The other students in our society asked us if our patient lived or died. We had no idea how to answer because as we progressed through the methods of diagnosing the plastic man and then worked out treatment options for him, we were called out for the debriefing. They were a little unnerved at the fact that their synthetic patient bit the dust (some one turned him off). They didn't seem very "educated". During the debriefing we analyzed what we could have done better. Of course, being the smart-ass/sarcastic person that I am, I wanted to say that being doctors would have been super helpful. But it was good to look back and see how much stuff I have learned in undergraduate, scouting, and even lifeguarding that helped me so pretty well in the simulator. I just think they should have prepped us better to role play. How can I answer the question, "How does he look?" when all I see is a very unconscious rubber man on a hospital bed? My only answer was, "He looks like he may need to be rebooted." It got a laugh, mind you, but I want to be a serious doctor, not a class clown. But it is impossible to be serious when they play the "look how little you know you little med students" game. I'm in school to learn this stuff. Surprise!! I imagined trying to make fun of Bostyn when she starts learning to read. "HA HA! See how you can't read now! Bet your excited to learn so you don't ever have to feel like an idiot ever again!" I'd put the other groups experience on the "ineffective" list.

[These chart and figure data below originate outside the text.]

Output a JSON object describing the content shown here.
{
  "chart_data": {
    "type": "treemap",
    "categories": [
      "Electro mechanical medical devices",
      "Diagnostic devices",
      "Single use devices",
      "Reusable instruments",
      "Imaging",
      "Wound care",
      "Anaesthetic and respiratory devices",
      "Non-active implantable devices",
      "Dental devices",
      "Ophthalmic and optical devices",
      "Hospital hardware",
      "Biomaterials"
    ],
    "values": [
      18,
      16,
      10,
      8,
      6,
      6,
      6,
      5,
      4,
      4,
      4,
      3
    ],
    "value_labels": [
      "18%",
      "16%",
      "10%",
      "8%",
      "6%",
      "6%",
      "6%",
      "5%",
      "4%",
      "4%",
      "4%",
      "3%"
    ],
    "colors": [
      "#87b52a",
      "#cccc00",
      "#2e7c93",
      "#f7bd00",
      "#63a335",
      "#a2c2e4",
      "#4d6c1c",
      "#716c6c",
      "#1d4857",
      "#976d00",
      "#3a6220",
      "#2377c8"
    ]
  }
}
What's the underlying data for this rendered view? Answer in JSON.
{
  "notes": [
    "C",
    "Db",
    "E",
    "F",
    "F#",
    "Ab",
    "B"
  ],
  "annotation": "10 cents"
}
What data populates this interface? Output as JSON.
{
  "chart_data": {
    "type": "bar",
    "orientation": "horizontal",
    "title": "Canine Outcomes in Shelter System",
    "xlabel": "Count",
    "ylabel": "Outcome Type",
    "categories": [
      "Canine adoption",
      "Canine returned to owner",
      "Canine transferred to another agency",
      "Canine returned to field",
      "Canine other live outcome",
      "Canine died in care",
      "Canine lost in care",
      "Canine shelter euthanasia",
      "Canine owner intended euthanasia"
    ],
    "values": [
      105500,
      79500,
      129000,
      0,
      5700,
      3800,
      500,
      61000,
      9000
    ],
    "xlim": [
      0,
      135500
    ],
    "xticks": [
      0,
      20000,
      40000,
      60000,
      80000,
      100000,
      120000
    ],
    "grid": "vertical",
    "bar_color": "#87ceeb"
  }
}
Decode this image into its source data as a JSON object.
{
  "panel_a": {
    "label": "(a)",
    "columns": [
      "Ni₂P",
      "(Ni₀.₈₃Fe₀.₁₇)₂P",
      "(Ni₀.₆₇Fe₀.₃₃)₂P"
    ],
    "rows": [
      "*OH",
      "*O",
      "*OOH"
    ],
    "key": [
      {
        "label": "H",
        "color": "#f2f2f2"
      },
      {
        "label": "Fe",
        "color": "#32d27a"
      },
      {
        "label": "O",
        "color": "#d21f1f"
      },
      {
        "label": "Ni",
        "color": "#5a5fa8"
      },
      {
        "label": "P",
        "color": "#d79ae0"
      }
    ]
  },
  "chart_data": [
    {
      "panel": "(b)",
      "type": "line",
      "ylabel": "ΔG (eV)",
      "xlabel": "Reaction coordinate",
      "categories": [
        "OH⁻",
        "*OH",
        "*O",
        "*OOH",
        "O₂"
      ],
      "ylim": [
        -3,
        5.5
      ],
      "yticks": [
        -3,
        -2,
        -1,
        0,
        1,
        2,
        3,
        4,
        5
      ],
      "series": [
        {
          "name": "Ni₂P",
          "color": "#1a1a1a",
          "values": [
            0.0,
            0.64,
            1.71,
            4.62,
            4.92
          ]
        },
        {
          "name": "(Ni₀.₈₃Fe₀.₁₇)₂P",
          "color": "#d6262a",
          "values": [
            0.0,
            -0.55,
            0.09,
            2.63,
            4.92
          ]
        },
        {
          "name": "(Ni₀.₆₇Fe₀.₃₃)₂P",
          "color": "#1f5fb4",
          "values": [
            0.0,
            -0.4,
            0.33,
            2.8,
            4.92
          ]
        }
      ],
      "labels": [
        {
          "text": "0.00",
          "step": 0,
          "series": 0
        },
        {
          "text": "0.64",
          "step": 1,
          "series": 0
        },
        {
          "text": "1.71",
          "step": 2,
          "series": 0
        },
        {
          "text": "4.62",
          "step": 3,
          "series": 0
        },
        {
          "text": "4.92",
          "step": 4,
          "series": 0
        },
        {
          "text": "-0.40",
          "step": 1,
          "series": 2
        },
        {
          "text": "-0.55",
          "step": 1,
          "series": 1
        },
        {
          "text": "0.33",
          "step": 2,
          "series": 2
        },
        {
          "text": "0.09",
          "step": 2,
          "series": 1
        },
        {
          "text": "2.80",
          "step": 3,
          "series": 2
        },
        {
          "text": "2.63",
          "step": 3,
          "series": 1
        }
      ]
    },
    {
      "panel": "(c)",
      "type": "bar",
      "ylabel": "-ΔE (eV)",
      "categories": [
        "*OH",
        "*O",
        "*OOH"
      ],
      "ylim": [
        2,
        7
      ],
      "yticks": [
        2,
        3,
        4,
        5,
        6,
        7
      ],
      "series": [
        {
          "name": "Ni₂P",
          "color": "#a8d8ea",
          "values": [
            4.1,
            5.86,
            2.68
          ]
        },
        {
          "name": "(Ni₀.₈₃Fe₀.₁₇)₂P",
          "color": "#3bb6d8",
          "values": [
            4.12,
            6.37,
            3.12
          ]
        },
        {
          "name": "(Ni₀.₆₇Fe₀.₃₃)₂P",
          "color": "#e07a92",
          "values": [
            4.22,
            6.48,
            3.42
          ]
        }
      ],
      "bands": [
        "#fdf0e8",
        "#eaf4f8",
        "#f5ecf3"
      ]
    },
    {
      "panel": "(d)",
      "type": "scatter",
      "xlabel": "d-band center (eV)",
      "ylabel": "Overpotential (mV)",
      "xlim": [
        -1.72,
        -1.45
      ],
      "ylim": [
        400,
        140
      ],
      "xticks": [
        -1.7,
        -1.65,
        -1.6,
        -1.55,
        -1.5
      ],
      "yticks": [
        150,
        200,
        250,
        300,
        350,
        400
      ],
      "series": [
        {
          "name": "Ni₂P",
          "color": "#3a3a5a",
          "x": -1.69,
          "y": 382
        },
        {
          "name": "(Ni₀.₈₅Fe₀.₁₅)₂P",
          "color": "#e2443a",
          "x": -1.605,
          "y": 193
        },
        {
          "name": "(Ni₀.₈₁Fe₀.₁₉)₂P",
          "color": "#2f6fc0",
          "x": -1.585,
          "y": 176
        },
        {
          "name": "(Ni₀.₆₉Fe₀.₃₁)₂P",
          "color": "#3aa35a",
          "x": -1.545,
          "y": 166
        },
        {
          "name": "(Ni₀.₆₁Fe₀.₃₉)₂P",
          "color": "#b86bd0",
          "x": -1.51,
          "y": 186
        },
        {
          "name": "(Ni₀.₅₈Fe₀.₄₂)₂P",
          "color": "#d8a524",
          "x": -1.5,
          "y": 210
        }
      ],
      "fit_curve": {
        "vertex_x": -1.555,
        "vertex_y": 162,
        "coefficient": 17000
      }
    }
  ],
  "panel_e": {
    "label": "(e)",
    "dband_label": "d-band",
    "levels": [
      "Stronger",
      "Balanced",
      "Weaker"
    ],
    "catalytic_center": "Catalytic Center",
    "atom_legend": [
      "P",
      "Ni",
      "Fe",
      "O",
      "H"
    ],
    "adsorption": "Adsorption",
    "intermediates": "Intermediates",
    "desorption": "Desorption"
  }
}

Never the less, I am even more excited to get things going in school. I talk pessimistically but I hide the much more prevalent optimism cause you already know that I'm excited!!! I've been waiting to be a doctor for as long as I can remember! I just like to be a critic.

I just filled out my seventh freaking survey and I'm going to bed! I finally get to wear normal (non-suit and tie) clothes tomorrow. I'm totally wearing a wife-beater and some jean cut-offs tomorrow. See if they ask me any questions then! Laters.

1 comment:

  1. Hey! It all sounds very ineresting. I am sure you will be getting things going soon enough. You will wish for those 'intro' classes again! You and Ashley are so amazing and we know that you will do very well! Have fun and enjoy the ride!